紫原 Twitterに鍵がかかっているのとかも、もしかしたら……。

枡野 わかんない。最初のうちは鍵かかってなかったんです。あと(息子の)日本語がなんか変なの。(擬音語みたいな)日本語じゃないことしか書いてなくて。

紫原 ふふふ。

枡野 自分の子どもじゃないみたいでした。

紫原 そうですか。「❤(イイネ)」をそっとつけたりとか?

枡野 つけなかった、つけなかった! いつもは、僕の悪口とか書いてる人見つけたら「❤(イイネ)」押すんだけど。エゴサーチが日課だから。息子にはさすがにそれやめようと思って。やめました。

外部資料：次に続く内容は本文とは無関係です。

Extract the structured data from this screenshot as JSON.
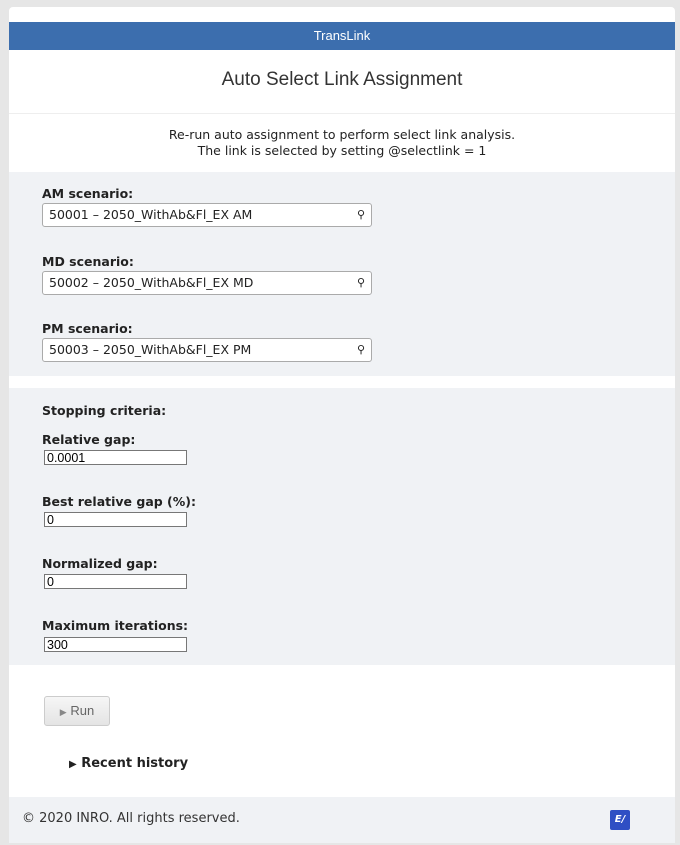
{
  "header": {
    "brand": "TransLink"
  },
  "page": {
    "title": "Auto Select Link Assignment",
    "description_line1": "Re-run auto assignment to perform select link analysis.",
    "description_line2": "The link is selected by setting @selectlink = 1"
  },
  "scenarios": [
    {
      "label": "AM scenario:",
      "value": "50001 – 2050_WithAb&Fl_EX AM"
    },
    {
      "label": "MD scenario:",
      "value": "50002 – 2050_WithAb&Fl_EX MD"
    },
    {
      "label": "PM scenario:",
      "value": "50003 – 2050_WithAb&Fl_EX PM"
    }
  ],
  "stopping": {
    "heading": "Stopping criteria:",
    "fields": [
      {
        "label": "Relative gap:",
        "value": "0.0001"
      },
      {
        "label": "Best relative gap (%):",
        "value": "0"
      },
      {
        "label": "Normalized gap:",
        "value": "0"
      },
      {
        "label": "Maximum iterations:",
        "value": "300"
      }
    ]
  },
  "run": {
    "icon": "play-icon",
    "label": "Run"
  },
  "history": {
    "label": "Recent history"
  },
  "footer": {
    "copyright": "© 2020 INRO. All rights reserved.",
    "logo": "EM"
  }
}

紫原 そうですね。それはちょっと大きな「❤(イイネ)」ですもんね。

枡野 そうそう。いま、『枡野書店』という小さな仕事場(兼フリースペース)やっているのも、こうやって場所を公開し続けていると、どっかで(息子が)いつか来るんじゃないかっていう期待があるのかもしれない。

 

[第4回の注釈]

■ジョン・レノン
ミュージシャン。元ビートルズ。1940年生まれ、80年没。29歳のときにオノ・ヨーコと再婚し、6年後に第一子が生まれた際に「ハウスハズバンド(専業主夫)宣言」をし、音楽活動を休止し、育児と家事に専念した。オノ・ヨーコはビジネスを担当した。前妻であるシンシアとの間にも子どもがいたが、その当時は一切育児も家事もしなかったという。

■『噂の真相』
「反権威スキャンダリズム」を標榜していた雑誌。政治家や芸能人のみならず、作家や文化人のスキャンダルも平然と記事にしていた。2004年に休刊。枡野浩一と元妻は交際時に路上を手をつないで歩いているところを盗撮され、「人気女性漫画家と新進歌人の交際」としてモノクログラビアページに掲載された。

■『もう頬づえをついてもいいですか』
枡野浩一・著。≪無声映画を観るように読む、極私的映画コラム集。AからZのアルファベットで始まる26本の映画について、歌人・枡野浩一が短歌を詠み、語る。独自の視点と率直な語り口の映画コラムは、可笑しく切なく綴られ、ときに私小説にも近づく。≫(amazon内容紹介より)

■長嶋有
小説家。ブルボン小林名義で漫画・ゲームの批評もおこなう。『サイドカーに犬』が第92回文學界新人賞を受賞し、小説家デビュー。同作は映画化もされた。「猛スピードで母は」で第126回芥川賞受賞。『夕子ちゃんの近道』で第1回大江健三郎賞受賞。枡野浩一の『結婚失格』には「真夜中のロデーボーイをふりかえる」という長嶋有の特別寄稿が収録されている。